Has anyone ever left you bc of your mental state?

I’m 16 and I was with my last (and first) boyfriend since we were 14. I’ve kinda thought that I might be depressed since I was about 12. I get really low for no real reason, I’m tired a lot, but sometimes I can’t sleep despite that, I can’t motivate myself to do anything, I don’t try as hard in school, i get really irritable, I feel like everyone hates me, I kind of hate me, and I isolate myself all the time. I kept telling myself that it was all bc of puberty, but then things started to get much worse. I started wanting to stop existing, and last September I finally gave in to my urges and started scratching myself with a pair of nail scissors. But I never told my boyfriend about any of this.

He knew something wasn’t right, and he got scared about it at one point so I asked what he was scared it could be and he said about three different things, one of which was ‘what if you’re suicidal’. I was so scared that I’d upset him if I told him, or that he might start worrying more about me or even stop liking me altogether, so I told him everything was fine and kept hiding it.

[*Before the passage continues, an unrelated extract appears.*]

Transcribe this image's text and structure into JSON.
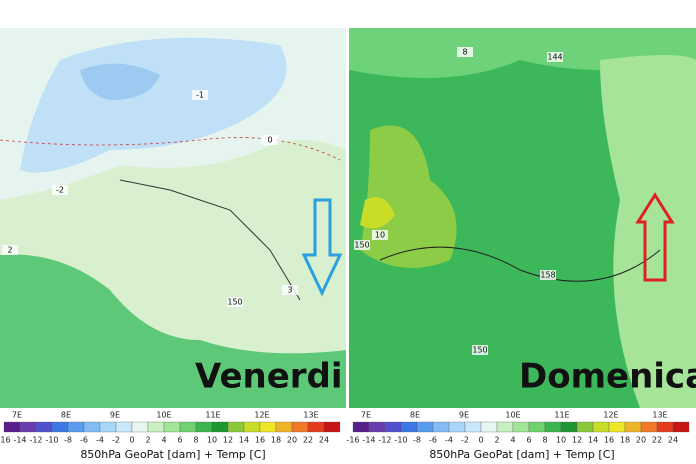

But things were really bad for me just before last Christmas, and for the last week of term I was really really depressed. I got too defensive when he tried to find out what was wrong - I think I gave him an angry look - and he ended up questioning everything. He said that the way I acted made him feel worthless, and that loving me was hard, which hurt a lot. I told him that sometimes I’m sad for no reason, and he said he could understand that. And I thought we were fine, until a few weeks later when he said that he wasn’t sure he still wanted to be with me.

Basically I lost someone I love and it’s all my fault because I should’ve been better at hiding it, or told him about it from the start. And since it happened everything has hurt so much more. And I can’t shake the feeling that if he knew about everything that’s been going on maybe things could work out, but I also think that’s kinda stupid. I really want to talk to him about it, but he’s completely shut me out, he won’t even look at me.

Anyway I’m sorry for rambling, but I was just wondering has anyone else on here has ever lost a s/o or a close friend bc of anything like this?